Clinical Significance of Serum Chitotriosidase Level in Anti-MDA5 Antibody-positive Dermatomyositis-associated Interstitial Lung Disease.J Rheumatol 2019; 46(8):935-942JR
To assess prognostic factors of antimelanoma differentiation-associated gene 5 antibody (anti-MDA5)-positive dermatomyositis/clinically amyopathic DM-associated interstitial lung disease (DM/CADM-ILD) and evaluate the use of serum chitotriosidase, a marker for macrophage activation, as a potential biomarker in anti-MDA5-positive DM/CADM-ILD.
This retrospective study included 30 patients with anti-MDA5-positive DM/CADM-ILD. The clinical characteristics and laboratory findings at the time of diagnosis were analyzed. Serum chitotriosidase levels were measured in the 30 patients, in 21 healthy controls, and in 25 patients with anti-aminoacyl-tRNA synthetase antibody-positive (anti-ARS)-polymyositis (PM)/DM/CADM-ILD, and the potential of serum chitotriosidase as a prognostic biomarker in anti-MDA5-positive DM/CADM-ILD was assessed.
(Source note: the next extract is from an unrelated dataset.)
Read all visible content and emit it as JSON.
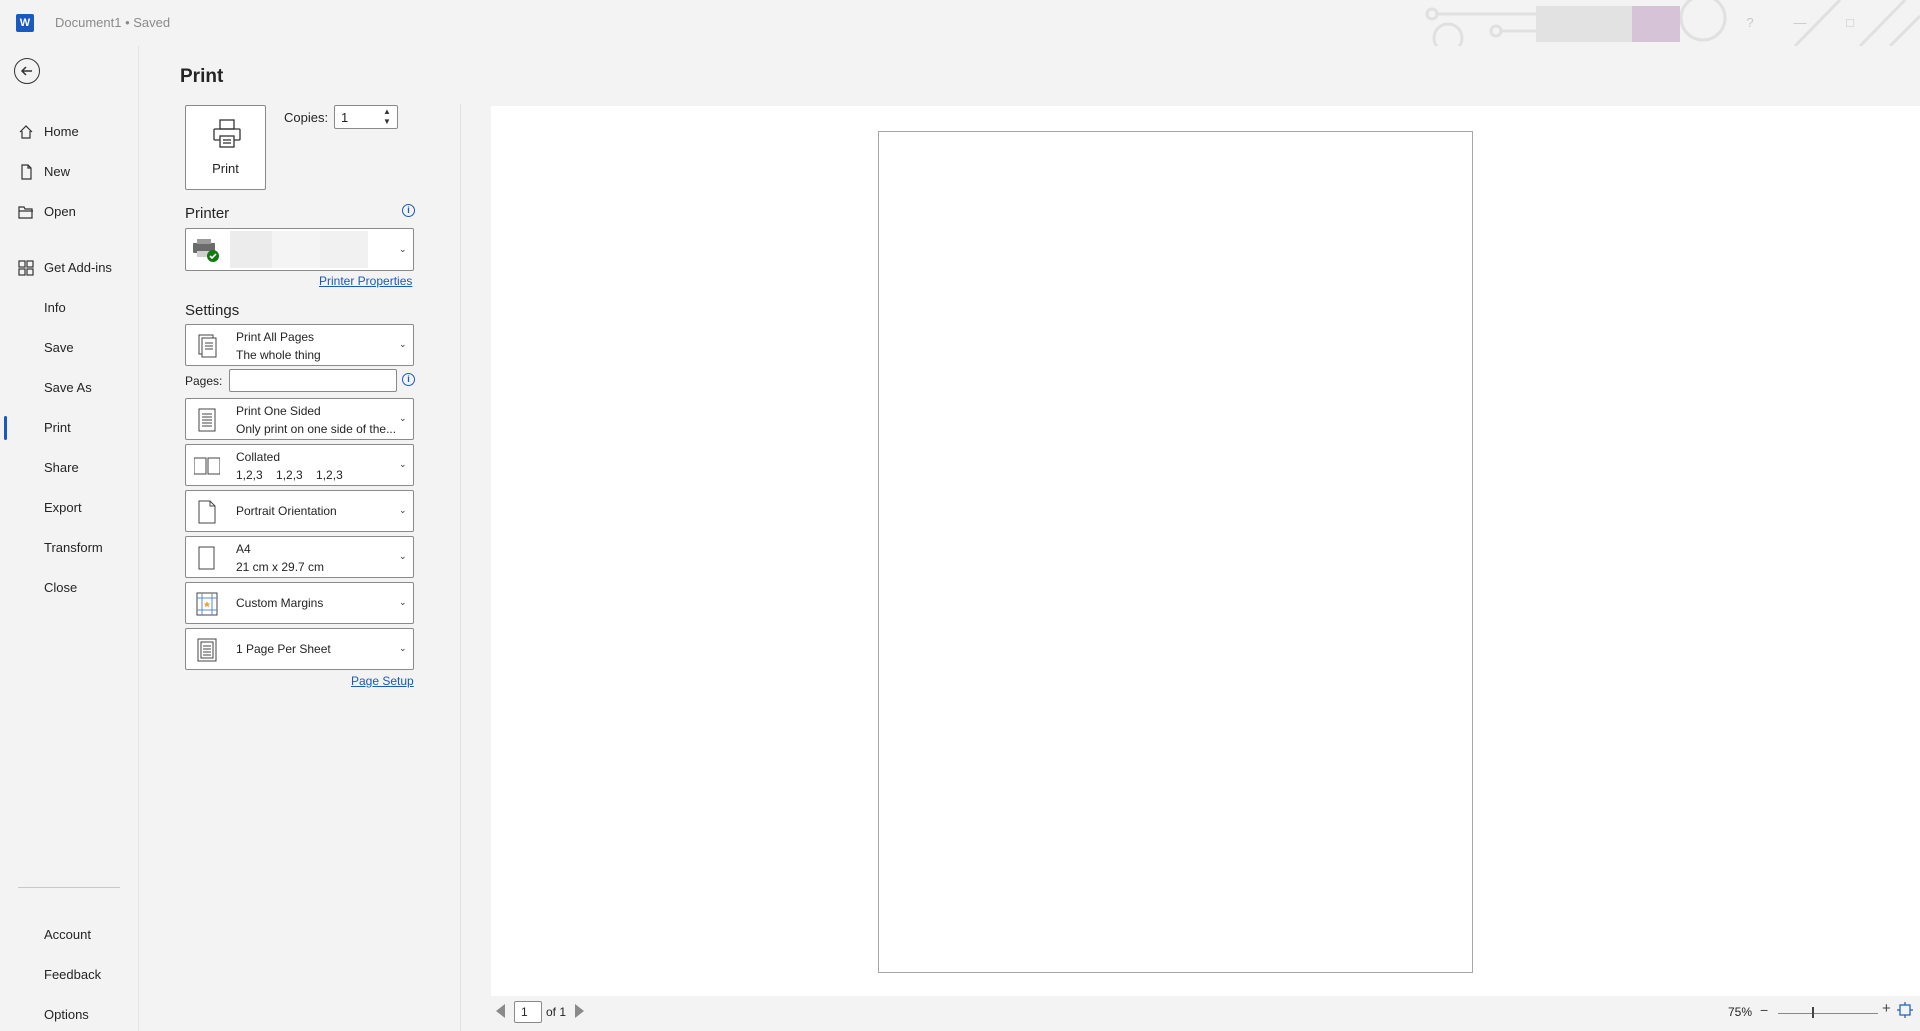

The median serum chitotriosidase level in patients with anti-MDA5-positive DM/CADM-ILD was 17.3 ng/ml, which was higher than that in healthy controls and anti-ARS-PM/DM/CADM-ILD (2.0 and 8.9 ng/ml, respectively). Of the 30 patients, 10 died of respiratory failure associated with DM/CADM-ILD deterioration. Cox hazard analysis demonstrated that higher serum chitotriosidase level and lower PaO2 value were significant predictors of a poor outcome. Using optimal cutoff levels according to receiver-operating characteristic curve analyses, chitotriosidase ≥ 23.5 ng/ml, ferritin ≥ 800 ng/ml, and Krebs von den Lungen-6 ≥ 720 U/ml were significantly associated with a poor prognosis. Serum chitotriosidase levels were negatively correlated with PaO2 and percentage predicted forced vital capacity. The survival rate was significantly poorer in patients with high chitotriosidase levels (≥ 23.5 ng/ml) than in those with low chitotriosidase levels (< 23.5 ng/ml).
Serum chitotriosidase may be a potential biomarker for predicting a poor prognosis in patients with anti-MDA5-positive DM/CADM-ILD.